New publication on evaluating protected area systems
23 May 2024

Photo: Etosha National Park, Namibia (K. Jantke)
In a recently published study, Dr. Kerstin Jantke and Berit Mohr assess the progress made in ecological representation during the last decade of protected area expansion. They look at nine countries across all continents, including the case study regions of the C2 project on sustainable land use in the CLICCS Cluster of Excellence.
Results show that there is little evidence that the countries studied have strategically protected underrepresented ecoregions in the 2011–2020 decade. Although 170.000 km² of terrestrial and 3 million km² of marine reserves have been designated during this period in the nine countries investigated, about half of their terrestrial and marine ecoregions remain poorly protected in 2020.

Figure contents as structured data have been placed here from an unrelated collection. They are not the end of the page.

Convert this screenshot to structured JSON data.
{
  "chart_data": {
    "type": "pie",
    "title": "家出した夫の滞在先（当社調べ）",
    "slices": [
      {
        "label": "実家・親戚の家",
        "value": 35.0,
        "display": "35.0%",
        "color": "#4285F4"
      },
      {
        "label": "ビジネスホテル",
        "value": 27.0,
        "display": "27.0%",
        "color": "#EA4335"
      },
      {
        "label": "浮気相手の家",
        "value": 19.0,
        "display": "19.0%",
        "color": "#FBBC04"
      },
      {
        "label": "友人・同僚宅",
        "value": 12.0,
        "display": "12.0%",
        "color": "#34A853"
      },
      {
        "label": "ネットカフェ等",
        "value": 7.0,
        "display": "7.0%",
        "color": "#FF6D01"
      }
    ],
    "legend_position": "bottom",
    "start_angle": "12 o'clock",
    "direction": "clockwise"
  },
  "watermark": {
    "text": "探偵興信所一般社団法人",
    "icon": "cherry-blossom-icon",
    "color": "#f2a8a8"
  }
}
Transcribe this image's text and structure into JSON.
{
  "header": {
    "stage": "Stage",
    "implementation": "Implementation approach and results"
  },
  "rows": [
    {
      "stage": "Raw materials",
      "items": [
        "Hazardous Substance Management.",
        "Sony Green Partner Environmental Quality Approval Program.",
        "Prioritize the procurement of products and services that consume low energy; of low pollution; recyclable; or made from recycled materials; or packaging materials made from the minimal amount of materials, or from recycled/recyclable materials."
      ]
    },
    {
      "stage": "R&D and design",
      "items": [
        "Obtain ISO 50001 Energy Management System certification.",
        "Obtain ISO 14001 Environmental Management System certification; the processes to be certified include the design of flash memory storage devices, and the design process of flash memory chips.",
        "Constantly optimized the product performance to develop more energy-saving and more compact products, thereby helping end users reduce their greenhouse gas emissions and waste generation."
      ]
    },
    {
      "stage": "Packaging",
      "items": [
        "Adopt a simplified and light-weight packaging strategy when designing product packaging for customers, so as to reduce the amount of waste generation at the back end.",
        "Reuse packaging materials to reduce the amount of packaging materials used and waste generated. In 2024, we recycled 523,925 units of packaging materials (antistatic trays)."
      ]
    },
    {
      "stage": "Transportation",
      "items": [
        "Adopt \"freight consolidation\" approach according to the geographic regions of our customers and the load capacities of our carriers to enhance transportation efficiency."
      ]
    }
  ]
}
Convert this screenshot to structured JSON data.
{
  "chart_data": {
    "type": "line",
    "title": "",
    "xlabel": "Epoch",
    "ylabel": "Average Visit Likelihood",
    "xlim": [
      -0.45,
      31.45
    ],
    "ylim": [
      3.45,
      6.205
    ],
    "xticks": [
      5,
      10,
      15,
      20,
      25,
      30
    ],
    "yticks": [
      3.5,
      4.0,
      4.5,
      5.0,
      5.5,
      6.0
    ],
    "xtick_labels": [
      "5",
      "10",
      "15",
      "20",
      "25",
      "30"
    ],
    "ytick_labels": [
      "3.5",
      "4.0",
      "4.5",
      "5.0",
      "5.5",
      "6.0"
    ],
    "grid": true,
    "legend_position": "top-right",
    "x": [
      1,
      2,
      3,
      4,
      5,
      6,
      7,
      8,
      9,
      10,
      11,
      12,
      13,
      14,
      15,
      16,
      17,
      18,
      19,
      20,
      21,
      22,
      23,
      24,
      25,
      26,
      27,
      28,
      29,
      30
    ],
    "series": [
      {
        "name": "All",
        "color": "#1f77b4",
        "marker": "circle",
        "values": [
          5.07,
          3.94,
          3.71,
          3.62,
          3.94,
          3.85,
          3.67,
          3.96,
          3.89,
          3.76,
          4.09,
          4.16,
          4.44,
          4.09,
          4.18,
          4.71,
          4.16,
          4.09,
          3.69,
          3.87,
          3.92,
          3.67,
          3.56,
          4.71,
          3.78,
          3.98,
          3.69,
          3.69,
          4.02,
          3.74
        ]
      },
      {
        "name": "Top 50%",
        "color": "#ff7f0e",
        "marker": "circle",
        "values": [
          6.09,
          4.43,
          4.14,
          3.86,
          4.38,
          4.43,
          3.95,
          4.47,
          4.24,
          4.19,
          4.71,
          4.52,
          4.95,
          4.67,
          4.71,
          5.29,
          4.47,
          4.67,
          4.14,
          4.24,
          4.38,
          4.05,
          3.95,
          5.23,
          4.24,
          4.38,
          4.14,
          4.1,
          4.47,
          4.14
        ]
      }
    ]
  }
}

Their findings reinforce the need for targeted action to adequately protect ecoregions if the Sustainable Development Goals 14 (Life below water) and 15 (Life on land) and the new UN Global Biodiversity Framework are to be successful. The methodology presented allows for ongoing evaluation, identification of gaps, and monitoring of countries’ progress towards adequate ecological representation in protected area networks and is applicable to any biodiversity surrogate beyond ecoregions and any country or region of interest. Code and data are made available with the study for further use.
The study Little progress in ecoregion representation in the last decade of terrestrial and marine protected area expansion leaves substantial tasks ahead has been published in the Journal Global Ecology and Conservation.